Adult Swim, the iconic adult animation brand behind Rick & Morty and Harvey Birdman, Attorney at Law, is still seeking out that elusive European project.
President Michael Ouweleen, who also runs Cartoon Network and Boomerang, is in Annecy this week taking pitches, with a message for the European creative community.
“Most of the pitches coming in are people who have a thing fully figured out, and that’s not how we operate,” Ouweleen told Deadline. “In advance of Annecy we’re getting lots of emails from people telling us, ‘I’ll be in this booth with a full season,’ but that’s not who we are. We want to meet you as a person and over time develop what the best expression of your idea is. We don’t get in and manhandle anything but if something’s already really thought through, the chances are it won’t be as idiosyncratic as an Adult Swim thing needs to be.”
Part of the problem, Ouweleen said, is that the European TV model tends to favor co-productions and government or regional funding, meaning that creatives are coming in with financing and ideas fully baked before they speak with his team.
“Soccer camp for kids in the U.S. starts really young and that is what Adult Swim is trying to do for animation right now,” he added. “We’re doing that through IDs and shorts.”
Ouweleen will be making this point in meetings and during talks at the Annecy International Animation Film Festival and he was at pains to stress he is a huge fan of European shows and European comic sensibilities.
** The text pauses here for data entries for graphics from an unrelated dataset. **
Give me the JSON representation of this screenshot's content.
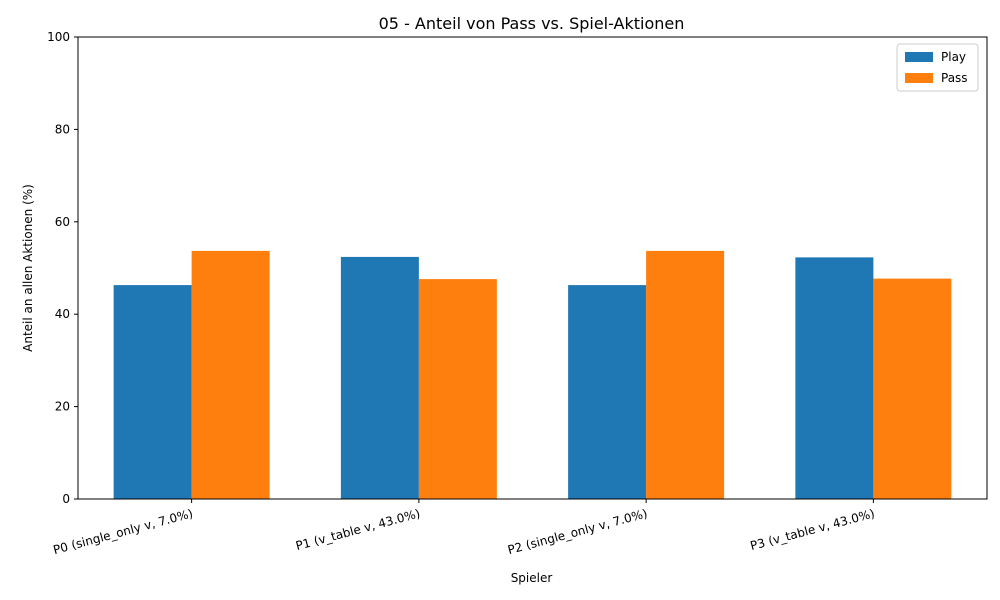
{
  "chart_data": {
    "type": "bar",
    "title": "05 - Anteil von Pass vs. Spiel-Aktionen",
    "xlabel": "Spieler",
    "ylabel": "Anteil an allen Aktionen (%)",
    "ylim": [
      0,
      100
    ],
    "yticks": [
      0,
      20,
      40,
      60,
      80,
      100
    ],
    "grid": false,
    "legend_position": "top-right",
    "categories": [
      "P0 (single_only v, 7.0%)",
      "P1 (v_table v, 43.0%)",
      "P2 (single_only v, 7.0%)",
      "P3 (v_table v, 43.0%)"
    ],
    "series": [
      {
        "name": "Play",
        "color": "#1f77b4",
        "values": [
          46.3,
          52.4,
          46.3,
          52.3
        ]
      },
      {
        "name": "Pass",
        "color": "#ff7f0e",
        "values": [
          53.7,
          47.6,
          53.7,
          47.7
        ]
      }
    ]
  }
}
He is in fact developing one show with a British and an American creative, which he is “excited about,” and said he has been “vibing off British comedy for decades” and is a fan of the hit Saturday Night Live UK.
“They’re landing it,” he added. “It shows you how smart the format is but also how strong that cast is for a first go.”
One reason for Ouweleen’s international push is that Warner Bros. Discovery-owned Adult Swim is now available on HBO Max in numerous key territories in Europe like the UK and Germany, along with Australia, which has a rich Adult Swim heritage.
“We were seeing people going, ‘When can I get it?’ and it was frustrating,” he added. “People in Australia knew of Adult Swim in the 2000s and we were on Channel 4 obviously in the UK and they’re having a tough time. But now that HBO Max is growing there, people won’t have to watch us on VPNs anymore.”
“People will be surprised” by ‘Rick and Morty‘ spin-off
Now into its 25th year, Ouweleen said Adult Swim is “pretty much fully global.”
He is at Annecy chatting about upcoming shows like Dan Harmon’s Rick and Morty spin-off President Curtis, Joe Pera and Dan Licata’s My Two Cars and Get Jiro!, the adaptation of the late Anthony Bourdain’s graphic novel.
President Curtis follows the character voiced by Keith David as he and his eccentric staff “tackle the kind of crises that Rick Sanchez could never be bothered with,” according to the logline.
Rick and Morty is arguably Adult Swim’s most successful show but Ouweleen said “people will be surprised how different” President Curtis is.
“It’s a workplace comedy and the charm of Keith David helps a lot,” he added. “It’s been fun to watch [co-creator] James [Siciliano] grow and build a separate but related team. Even the technology is different because President Curtis has access to a certain level of technology that is cool but nothing like Rick’s level of technology.”
He sees more opportunities for character depth and possible spin-offs from new characters in President Curtis like Banks, O’Doyle and Janice.
Adult Swim is making around eight to nine shows per year and while it’s moving away from live action, Ouweleen feels its range within animation is stronger than ever, stretching from anime to dramedy to comedy to quarter-hour shows.
“We have the cred of not trying to fool anyone,” he explained. “And this is such a lovely excuse and reputation to try things. If we believe in it people will give it a shot. That’s a privileged position.”
Annecy runs till Saturday and Adult Swim execs are out in force.